US Pharm. 2015;40(5):HS-32-HS-33.

Researchers have identified the first genetic variation that is associated with increased risk and severity of peripheral neuropathy following treatment with a widely used anticancer drug. The scientists also found evidence of how it may be possible to protect young leukemia patients without jeopardizing cures. Scientists from St. Jude Children’s Research Hospital led the study, which appears in the Journal of the American Medical Association.

The study involved 321 children and adolescents with acute lymphoblastic leukemia (ALL) who were treated with 36 to 39 doses of the drug vincristine.

Researchers screened patient DNA for almost 1 million common inherited genetic variations and found that 60.8% of patients who inherited two copies of a variation in a gene called CEP72 developed peripheral neuropathy.
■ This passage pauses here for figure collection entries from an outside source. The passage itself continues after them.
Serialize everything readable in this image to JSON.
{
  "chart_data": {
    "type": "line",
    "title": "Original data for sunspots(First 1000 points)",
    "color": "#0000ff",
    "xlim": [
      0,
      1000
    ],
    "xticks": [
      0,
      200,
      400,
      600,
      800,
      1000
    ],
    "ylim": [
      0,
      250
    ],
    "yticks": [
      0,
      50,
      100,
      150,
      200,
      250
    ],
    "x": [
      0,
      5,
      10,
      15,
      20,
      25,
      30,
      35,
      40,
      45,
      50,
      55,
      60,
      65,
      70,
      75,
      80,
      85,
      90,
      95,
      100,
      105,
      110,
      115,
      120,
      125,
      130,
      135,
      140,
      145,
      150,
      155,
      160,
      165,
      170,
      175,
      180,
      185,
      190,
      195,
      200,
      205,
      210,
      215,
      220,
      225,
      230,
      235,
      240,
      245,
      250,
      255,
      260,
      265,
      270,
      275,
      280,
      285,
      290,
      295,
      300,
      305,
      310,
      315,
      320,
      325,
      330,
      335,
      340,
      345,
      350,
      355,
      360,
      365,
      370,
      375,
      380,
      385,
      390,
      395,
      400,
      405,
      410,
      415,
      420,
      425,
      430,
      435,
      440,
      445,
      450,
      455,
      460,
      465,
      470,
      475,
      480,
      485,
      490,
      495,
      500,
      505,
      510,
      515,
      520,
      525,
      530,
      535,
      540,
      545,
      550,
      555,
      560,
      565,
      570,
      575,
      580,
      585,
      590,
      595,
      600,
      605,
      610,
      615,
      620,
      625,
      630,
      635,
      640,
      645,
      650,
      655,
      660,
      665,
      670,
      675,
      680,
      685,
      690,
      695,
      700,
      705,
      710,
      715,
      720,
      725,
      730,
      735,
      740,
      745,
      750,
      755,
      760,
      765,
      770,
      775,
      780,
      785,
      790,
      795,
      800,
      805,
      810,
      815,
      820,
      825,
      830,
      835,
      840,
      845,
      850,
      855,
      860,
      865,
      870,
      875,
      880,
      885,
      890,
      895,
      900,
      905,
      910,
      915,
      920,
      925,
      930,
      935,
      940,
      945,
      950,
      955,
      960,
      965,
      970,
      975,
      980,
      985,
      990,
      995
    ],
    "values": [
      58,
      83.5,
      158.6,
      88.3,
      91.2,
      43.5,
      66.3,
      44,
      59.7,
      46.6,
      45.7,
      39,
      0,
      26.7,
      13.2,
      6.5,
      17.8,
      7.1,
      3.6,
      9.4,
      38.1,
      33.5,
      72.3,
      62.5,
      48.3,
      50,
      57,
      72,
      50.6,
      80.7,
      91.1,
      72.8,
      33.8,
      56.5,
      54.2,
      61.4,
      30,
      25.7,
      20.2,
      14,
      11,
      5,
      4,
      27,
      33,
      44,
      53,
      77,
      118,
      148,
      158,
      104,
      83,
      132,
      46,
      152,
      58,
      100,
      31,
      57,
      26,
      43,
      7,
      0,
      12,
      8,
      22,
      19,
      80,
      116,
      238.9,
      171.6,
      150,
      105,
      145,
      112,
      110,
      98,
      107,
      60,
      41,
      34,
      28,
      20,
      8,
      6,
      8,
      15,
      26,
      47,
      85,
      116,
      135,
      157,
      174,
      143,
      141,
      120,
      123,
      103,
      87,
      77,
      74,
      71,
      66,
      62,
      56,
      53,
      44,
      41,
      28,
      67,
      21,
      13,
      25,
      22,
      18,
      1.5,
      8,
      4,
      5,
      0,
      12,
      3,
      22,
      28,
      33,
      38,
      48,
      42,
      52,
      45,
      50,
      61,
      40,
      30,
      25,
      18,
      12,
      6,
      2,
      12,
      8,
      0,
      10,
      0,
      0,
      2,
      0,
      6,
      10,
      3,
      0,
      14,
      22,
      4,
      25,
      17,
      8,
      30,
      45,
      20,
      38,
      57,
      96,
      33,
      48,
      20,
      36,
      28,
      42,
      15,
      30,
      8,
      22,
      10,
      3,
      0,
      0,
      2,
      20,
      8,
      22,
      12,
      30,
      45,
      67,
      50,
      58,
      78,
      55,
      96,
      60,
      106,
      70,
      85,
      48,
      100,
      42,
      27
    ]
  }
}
Vincristine-related peripheral neuropathy was diagnosed in 23.4% of patients who inherited at least one of the more common versions of CEP72. Patients with two copies of the high-risk CEP72 variant were also more than twice as likely as other patients to experience serious, disabling, or life-threatening peripheral neuropathy.

The CEP72 variant, the scientists found, also increased the sensitivity of cancer cells to vincristine. “That suggests it might be possible to lower the vincristine dose in these patients without compromising the likelihood of cures,” said the corresponding author William Evans, PharmD, a member of the St. Jude Department of Pharmaceutical Sciences. The possibility will be examined in a St. Jude clinical trial for newly diagnosed pediatric ALL patients scheduled to begin later this year.